The CrossFit method is to establish a hierarchy of effort and concern that builds as follows:
- Diet – lays the molecular foundations for fitness and health.
- Metabolic Conditioning – builds capacity in each of three metabolic pathways, beginning with aerobic, then lactic acid, and then phosphocreatine pathways.
- Gymnastics – establishes functional capacity for body control and range of motion.
- Weightlifting and throwing – develop ability to control external objects and produce power.
- Sports – applies fitness in competitive atmosphere with more randomized movements and skill mastery.
Examples:
Biking, running, swimming, and rowing in an endless variety of drills. The clean & jerk, snatch, squat, dead-lift, push-press, bench-press and power-clean. Jumping, medicine ball throws and catches, pull-ups, dips, push-ups, handstands, presses to handstand, pirouettes, kips, cartwheels, muscle-ups, sit-ups, scales and holds. We make regular free exercise mat, horizontal bar, plyo-metrics boxes, medicine balls and jump rope. There isn’t a strength and conditioning program anywhere that works with a greater diversity of tools, modalities and drills.
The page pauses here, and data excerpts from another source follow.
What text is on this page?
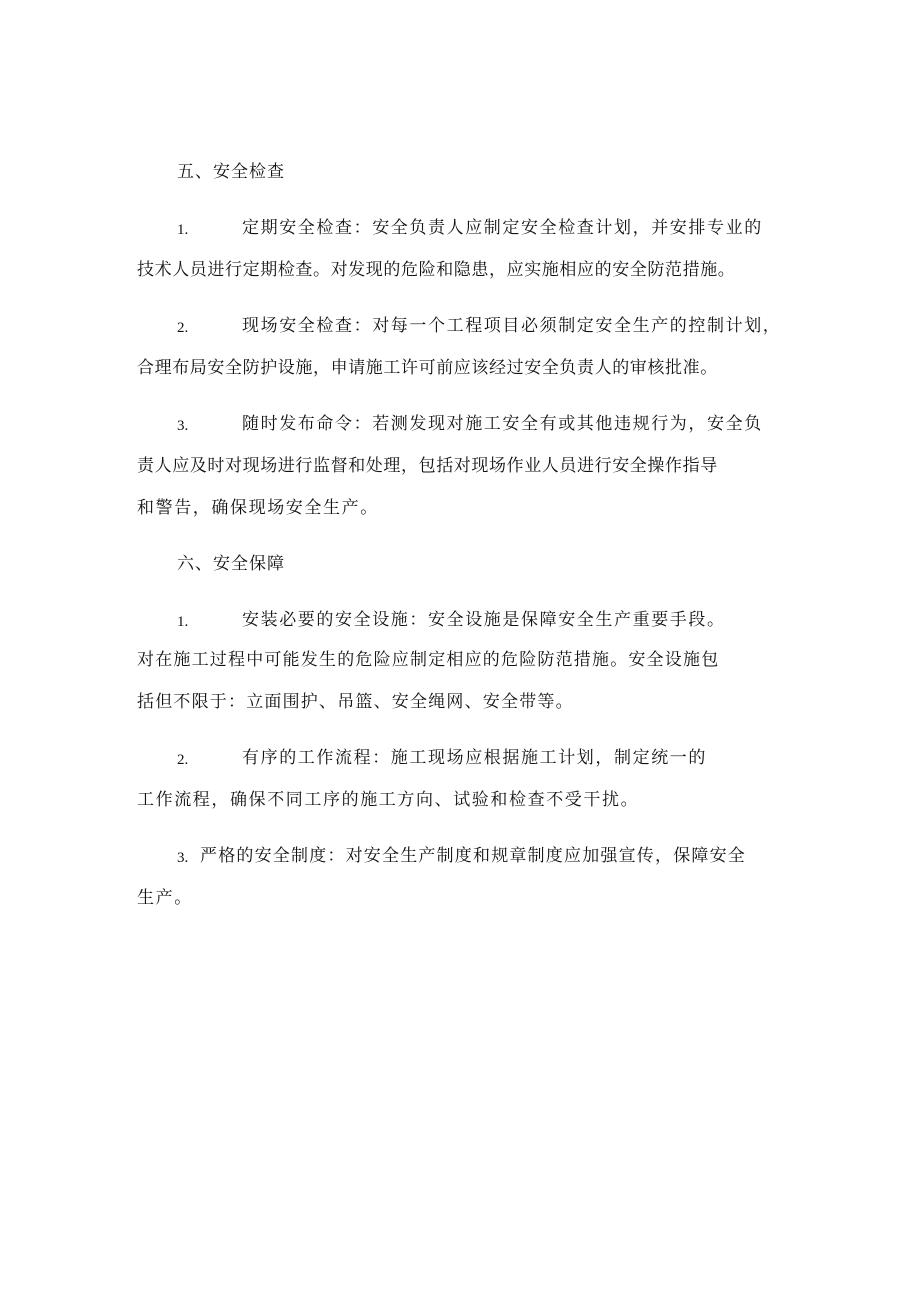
五、安全检查
1.	定期安全检查：安全负责人应制定安全检查计划，并安排专业的
技术人员进行定期检查。对发现的危险和隐患，应实施相应的安全防范措施。
2.	现场安全检查：对每一个工程项目必须制定安全生产的控制计划，
合理布局安全防护设施，申请施工许可前应该经过安全负责人的审核批准。
3.	随时发布命令：若测发现对施工安全有或其他违规行为，安全负
责人应及时对现场进行监督和处理，包括对现场作业人员进行安全操作指导
和警告，确保现场安全生产。
六、安全保障
1.	安装必要的安全设施：安全设施是保障安全生产重要手段。
对在施工过程中可能发生的危险应制定相应的危险防范措施。安全设施包
括但不限于：立面围护、吊篮、安全绳网、安全带等。
2.	有序的工作流程：施工现场应根据施工计划，制定统一的
工作流程，确保不同工序的施工方向、试验和检查不受干扰。
3. 严格的安全制度：对安全生产制度和规章制度应加强宣传，保障安全
生产。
Can I enjoy optimal health without being an athlete?
No! Athletes experience a protection from the ravages of aging and disease that non-athletes never find. For instance, 80 year old athletes are stronger than non-athletes in their prime at 25 years old. If you think that strength isn’t important consider that strength loss is what puts people in nursing homes. The CrossFit program is designed to create greater bone density, stronger immune systems, less coronary heart disease, reduced cancer risk, few strokes and less depression than those who remain inactive through adulthood.
Is this for me?
Absolutely! Your needs and the Olympic athlete’s differ by degree, not kind. The amazing truth is that the very same methods that elicit optimal response in the Olympic or professional athlete will optimize the same response in everyone. Of course, we can’t load your grandmother with the same squatting weight that we’d assign an Olympic skier, but they both need to squat. Squatting is just one example of a movement that is universally valuable and essential yet rarely taught to any but the most advanced of athletes. With thorough coaching and incremental load assignments, Carolina CrossFit can teach anyone who can care for themselves to perform the same movements typically utilized by professional coaches in elite and exclusive environments in a safe and defective manner.
Who has benefited from this training?
Everyone who participates in the program, from elite athletes to sedentary non-athletes.